The NRS for pain was used to assess pain intensity (0, no pain; 10, worst pain imaginable). In patients with musculoskeletal pain, an improvement of more than "22% (acute pain)" or "33% (chronic pain)" was considered to be a minimally clinically important difference (MCID)30,31.

The SFMPQ-2 was used to assess pain intensity and included items that assessed 22 qualities of pain and the intensity of each quality on an 11-point NRS32, and a higher score indicated worse pain and vice versa. The SFMPQ-2 had four subclasses: one affective and three sensory (continuous pain, intermittent pain, and neuropathic pain) subclasses.

PCS-6 was used to assess pain catastrophizing. The PCS-6 is a shorter version of the 13-item PCS, contains six items, and has good internal consistency and construct validity33. Notably, higher scores indicated more severe catastrophic thinking and vice versa.

The Fremantle score was used to assess disturbed body perception. The back pain section of the Fremantle back awareness questionnaire7 was changed to the pain area, and higher scores indicated more severe body perception disturbances.

Statistical analysis

Our main analysis examined the change in pain improvement/non-improvement in four groups of patients. Based on the 4 × 2 chi-square test, a sample size of 122 is required to detect a medium-sized effect with a power of 0.80 and a degree of freedom of 3.

The SFMPQ-2 (pain) and CSI-9 (CSS) scores were used to classify the groups based on pain and CSS. Although the NRS also assesses pain, it was decided that the SFMPQ-2, which scores a wider range of descriptions, was more appropriate for group classification than simple pain intensity. Based on the standardized SFMPQ-2 score (z-score) of all patients, pain was defined as mild (z-score < 0) or severe (z-score ≥ 0)34. In addition, based on the severity classification of CSI-9, CSS was defined as mild CSS (CSI-9 score ≤ 19) or severe CSS (CSI-9 score 20 ≤)29. The patients were classified into four groups according to the following criteria: mild pain/CSS (group 1), severe pain/mild CSS (group 2), severe pain/CSS (group 3), and mild pain/severe CSS (group 4).

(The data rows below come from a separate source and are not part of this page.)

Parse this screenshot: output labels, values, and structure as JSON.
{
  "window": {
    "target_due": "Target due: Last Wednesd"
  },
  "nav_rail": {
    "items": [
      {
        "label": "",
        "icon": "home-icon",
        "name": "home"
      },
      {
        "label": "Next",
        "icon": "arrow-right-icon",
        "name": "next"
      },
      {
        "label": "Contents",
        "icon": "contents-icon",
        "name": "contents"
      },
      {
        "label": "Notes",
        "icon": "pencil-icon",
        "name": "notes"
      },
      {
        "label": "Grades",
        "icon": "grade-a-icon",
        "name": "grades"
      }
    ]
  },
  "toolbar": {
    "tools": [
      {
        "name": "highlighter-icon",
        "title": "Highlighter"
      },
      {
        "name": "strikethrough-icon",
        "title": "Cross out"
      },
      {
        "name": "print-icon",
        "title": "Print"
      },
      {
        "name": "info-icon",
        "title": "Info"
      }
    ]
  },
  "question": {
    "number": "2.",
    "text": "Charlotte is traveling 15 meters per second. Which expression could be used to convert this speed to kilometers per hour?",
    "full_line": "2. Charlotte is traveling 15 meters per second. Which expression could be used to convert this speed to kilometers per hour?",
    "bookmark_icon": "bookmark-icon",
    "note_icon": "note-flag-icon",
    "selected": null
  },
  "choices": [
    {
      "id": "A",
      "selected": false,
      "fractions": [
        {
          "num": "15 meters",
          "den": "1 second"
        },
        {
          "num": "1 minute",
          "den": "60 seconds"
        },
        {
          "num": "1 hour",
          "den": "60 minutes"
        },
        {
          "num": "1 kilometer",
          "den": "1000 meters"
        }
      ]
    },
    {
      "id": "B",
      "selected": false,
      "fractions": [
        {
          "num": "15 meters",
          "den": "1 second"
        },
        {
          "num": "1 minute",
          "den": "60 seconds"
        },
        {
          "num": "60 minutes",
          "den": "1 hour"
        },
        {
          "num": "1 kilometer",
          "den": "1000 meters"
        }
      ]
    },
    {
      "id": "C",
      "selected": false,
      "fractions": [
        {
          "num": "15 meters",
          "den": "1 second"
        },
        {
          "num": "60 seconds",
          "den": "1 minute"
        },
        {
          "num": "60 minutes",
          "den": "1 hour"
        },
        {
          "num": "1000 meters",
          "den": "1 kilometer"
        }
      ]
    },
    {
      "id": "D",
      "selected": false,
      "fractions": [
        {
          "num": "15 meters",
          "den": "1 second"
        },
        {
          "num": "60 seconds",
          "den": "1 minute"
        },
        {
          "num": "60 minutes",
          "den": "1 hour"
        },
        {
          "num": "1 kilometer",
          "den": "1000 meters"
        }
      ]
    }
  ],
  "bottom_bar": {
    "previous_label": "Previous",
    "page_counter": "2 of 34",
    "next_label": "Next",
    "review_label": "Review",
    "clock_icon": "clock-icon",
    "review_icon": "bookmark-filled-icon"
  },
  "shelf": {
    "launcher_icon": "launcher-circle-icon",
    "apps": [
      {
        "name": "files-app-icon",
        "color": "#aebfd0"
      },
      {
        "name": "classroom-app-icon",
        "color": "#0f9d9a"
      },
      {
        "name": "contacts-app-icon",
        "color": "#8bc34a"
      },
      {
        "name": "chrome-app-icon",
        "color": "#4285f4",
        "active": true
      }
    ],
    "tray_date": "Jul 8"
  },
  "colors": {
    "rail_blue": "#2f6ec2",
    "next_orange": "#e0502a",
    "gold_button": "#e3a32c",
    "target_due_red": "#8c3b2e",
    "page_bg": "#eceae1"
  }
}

In the first analysis as a cross-sectional analysis, demographic data (age, sex, pain duration), SFMPQ-2, CSI-9, NRS, PCS-6, and Fremantle scores were compared between the groups. The Kruskal–Wallis test was used to analyze continuous variables. Multiple comparisons were performed using Tukey’s method with Bonferroni correction. The significance level was set at < 5%.

In the second analysis as a longitudinal analysis, we identified the number of patients with pain improvement during longitudinal progress based on the MCID of the NRS (acute pain; ≥ 22%30, chronic pain; ≥ 33%31). We calculated the adjusted chi-square residuals considering 1.96 as the critical value (α = 0.05). Adjusted residuals can be used to determine the significant contributor to a significant chi-squared result.

In the third analysis as a longitudinal analysis, we also identified the number of patients with group transition at post 1 month and the number of patients with changing pain and CSS pattern group (increase or decrease pain/CSS). We calculated the adjusted chi-square residuals considering 1.96 as the critical value (α = 0.05). Adjusted residuals can be used to determine the significant contributor to a significant chi-squared result. Statistical analyses were performed using R software (ver. 4.1.2).